The most important part though is the church. The walls are about 30m high and about 1m thick. It took 8 years to build. When the Jesuits left the site it was taken over by Franciscans who failed to maintain it. The rook collapsed and the site was not restored until the 1900's, Despite being open to the elements, the interior carvings are still well preserved.
Inside the old church
One piece to survive intact was the baptismal font, which dates from 1782. The pulpit was pieced together like a jigsaw from 150 pieces. Your can still make out the altars and carved decorations of angels playing musical instruments. Four large panels surround the main altar, their frescoes now long gone. The entrance to the crypt has been excavated. It was used to store the mummified (by the Guaranis) bodies of the missionaries when they died, before they were taken back to their home countries in Europe.

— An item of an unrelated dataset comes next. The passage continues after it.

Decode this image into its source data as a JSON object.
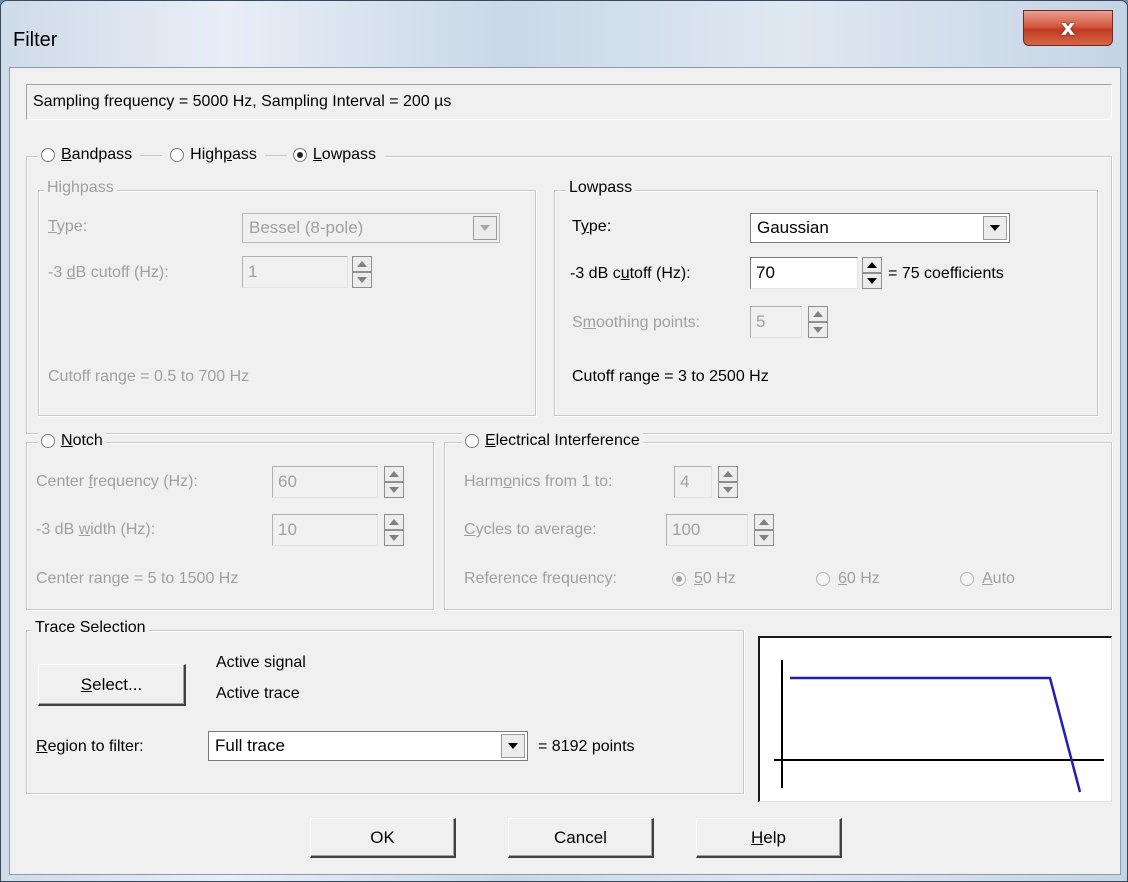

The church was also the burial site for some of the main Guarani chiefs. Flagstones differentiate which were warriors (decorated with bows and arrows) and which were peace makers (sets of balancing scales). The belief systems of the Guaranis and the Jesuits were very similar so the Guaranis benefited from the protection, education and comparatively good standard of life within the mission without sacrificing their traditions. The Franciscans who took over the mission, introduced a much harsher regime. This caused many of the Guaranis to go back to their villages and ultimately led to the downfall of the site.
In the priests quarters, there are still the original mosaic floor tiles. Some wooden carved statues were also recovered. These are now located in one of the original buildings on the site, which has been restored and is now used as a catholic church. The central square is big enough to accommodate the full 5,000 population for weekly massess and festivals. There were also large scale weddings with up to 40 couples being married at one time.
Back in town, we went to the bus station to buy our tickets for the following day. We want to go to Ciudad del Este, not for the Iguassu falls (saw these when we went to Argentina), but to go to the Itaipu dam. We had a real problem understanding the lady at the office. The window implies there are three buses a day, 2:00, 7:30 and 1:30. We want to make the most of the day and want to go on the 7:30 bus but she only seems to sell tickets for the 1:30 bus. It seems that this is to prevent us having problems if we book for the earlier bus, oversleep and miss it. She assures us there is no problem with coming in the morning for the early bus and changing our tickets. Time will tell!